KBA group: leap in earnings, sales and new orders
German printing-press manufacturer Koenig & Bauer AG (KBA) issues its group financial statements for 2010:
Pre-tax profit EUR15.3m, free cash flow EUR20.4m
Group sales up 12.3% at EUR1,179.1m
New orders jump by 45.4%, order backlog by 31.6%
39.6% equity ratio and no net debts
Dividend of 30 cents per share proposed
Target for 2011: moderate growth in sales and earnings
Brisker demand following a revival in the spring drove the group order intake up to EUR1,284.9m, a 45.4% improvement on the crisis-shaken previous year. Orders for sheetfed offset presses jumped 33.8% to EUR621.6m, while those for web and special presses soared 58.2% to EUR663.3m. The group order backlog at the end of December was up 31.6% at EUR440.8m. The above-average growth rates for the world’s second-biggest press manufacturer were partly attributable to its broad product range, which addresses both volume markets such as commercial, packaging and newspaper printing, and less volatile niche markets such as metal decorating, coding and security printing.
Group sales climbed 12.3% to EUR1,179.1m (2009: EUR1,050.4m) following a substantial two-year decline triggered by the economic slump and structural changes in the market. Sales of sheetfed offset presses came to EUR551.1m, 15.1% above the prior-year figure. The web and special press division posted a 9.8% increase in sales to €628m.
In KBA’s core markets – sheetfed, commercial web offset and newspaper printing – persistent excess capacity on the supply side continues to weigh heavily on prices. Nonetheless, a double-digit jump in revenue, and the cost savings delivered by consolidation, enabled KBA to more than double its operating profit from EUR8.7m to EUR22.2m, with both divisions posting a positive operating result. KBA posted a financial loss of EUR6.9m (2009: a loss of EUR6m), but boosted group pre-tax profit from EUR2.7m in 2009 to EUR15.3m. Net profit of EUR12.5m was also well above the prior-year figure of EUR6.6m and equates to earnings per share of 76 cents. Following a two-year hiatus in dividend payments the management and supervisory boards will table a motion at the AGM on 16 June in Würzburg proposing a dividend of 30 cents per share for the 2010 business year.
Assessing the prospects for 2011, KBA chief executive Helge Hansen noted that the recent events in North Africa and Japan, the unresolved debt crisis in Europe, soaring prices for energy and raw materials and inflationary pressures in China have raised the level of risk to which exporters are exposed.

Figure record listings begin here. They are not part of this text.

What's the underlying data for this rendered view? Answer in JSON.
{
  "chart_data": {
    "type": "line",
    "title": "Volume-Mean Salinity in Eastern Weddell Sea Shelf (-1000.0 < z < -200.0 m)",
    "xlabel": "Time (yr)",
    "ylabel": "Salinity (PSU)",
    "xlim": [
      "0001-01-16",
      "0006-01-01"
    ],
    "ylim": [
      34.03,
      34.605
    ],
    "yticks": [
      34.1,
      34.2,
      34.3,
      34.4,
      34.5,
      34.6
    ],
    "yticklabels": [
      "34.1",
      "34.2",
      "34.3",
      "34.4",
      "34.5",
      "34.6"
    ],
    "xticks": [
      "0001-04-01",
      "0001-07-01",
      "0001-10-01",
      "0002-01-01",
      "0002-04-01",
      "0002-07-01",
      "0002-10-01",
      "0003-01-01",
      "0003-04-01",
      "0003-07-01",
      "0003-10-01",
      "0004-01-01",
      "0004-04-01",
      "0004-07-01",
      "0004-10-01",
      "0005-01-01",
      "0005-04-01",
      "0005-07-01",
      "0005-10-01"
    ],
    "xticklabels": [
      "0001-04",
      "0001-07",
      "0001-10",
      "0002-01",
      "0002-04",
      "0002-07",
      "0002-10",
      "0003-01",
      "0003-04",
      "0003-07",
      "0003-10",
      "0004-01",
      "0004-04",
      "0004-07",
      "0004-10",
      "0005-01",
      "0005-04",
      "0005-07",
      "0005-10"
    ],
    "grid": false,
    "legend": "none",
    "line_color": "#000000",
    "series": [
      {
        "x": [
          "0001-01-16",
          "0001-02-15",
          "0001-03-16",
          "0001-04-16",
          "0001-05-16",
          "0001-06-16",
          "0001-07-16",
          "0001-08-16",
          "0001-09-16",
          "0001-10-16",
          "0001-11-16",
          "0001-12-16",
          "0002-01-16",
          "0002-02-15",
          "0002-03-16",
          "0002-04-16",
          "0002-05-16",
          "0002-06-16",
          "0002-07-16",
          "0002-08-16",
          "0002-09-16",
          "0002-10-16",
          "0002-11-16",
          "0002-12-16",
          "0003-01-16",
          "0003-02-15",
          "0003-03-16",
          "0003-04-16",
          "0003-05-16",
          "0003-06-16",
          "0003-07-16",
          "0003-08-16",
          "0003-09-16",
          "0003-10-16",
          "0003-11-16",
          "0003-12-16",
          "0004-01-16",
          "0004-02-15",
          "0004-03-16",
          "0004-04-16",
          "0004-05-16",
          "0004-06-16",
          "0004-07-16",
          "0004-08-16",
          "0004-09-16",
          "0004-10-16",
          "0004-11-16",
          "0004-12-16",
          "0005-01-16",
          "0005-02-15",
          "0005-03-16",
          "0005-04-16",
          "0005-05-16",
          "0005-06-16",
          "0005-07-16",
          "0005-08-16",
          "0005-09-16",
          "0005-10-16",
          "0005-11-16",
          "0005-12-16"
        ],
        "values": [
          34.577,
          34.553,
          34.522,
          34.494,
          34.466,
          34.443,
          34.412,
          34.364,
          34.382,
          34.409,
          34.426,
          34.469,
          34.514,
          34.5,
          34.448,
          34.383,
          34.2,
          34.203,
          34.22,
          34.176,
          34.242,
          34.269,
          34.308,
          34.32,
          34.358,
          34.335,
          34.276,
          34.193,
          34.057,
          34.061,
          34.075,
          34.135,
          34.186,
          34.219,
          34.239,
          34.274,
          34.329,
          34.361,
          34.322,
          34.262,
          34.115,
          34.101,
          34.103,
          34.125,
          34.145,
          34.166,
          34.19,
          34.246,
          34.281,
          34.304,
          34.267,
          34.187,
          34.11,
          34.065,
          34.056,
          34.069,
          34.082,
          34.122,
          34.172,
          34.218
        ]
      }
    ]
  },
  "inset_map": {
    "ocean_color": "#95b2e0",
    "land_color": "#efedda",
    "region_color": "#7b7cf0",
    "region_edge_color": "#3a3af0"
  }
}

Nonetheless he is confident that the upturn in Group sales and earnings over the past two years can be maintained in 2011. He said: “Last year’s growth rates were high partly because they followed exceptionally poor prior-year figures, and are therefore unlikely to be repeated on this scale. For 2011 we are targeting a moderate increase in sales and earnings, with both divisions contributing their share.” In view of current market volatility, management is reserving further details for the first-quarter report in mid-May.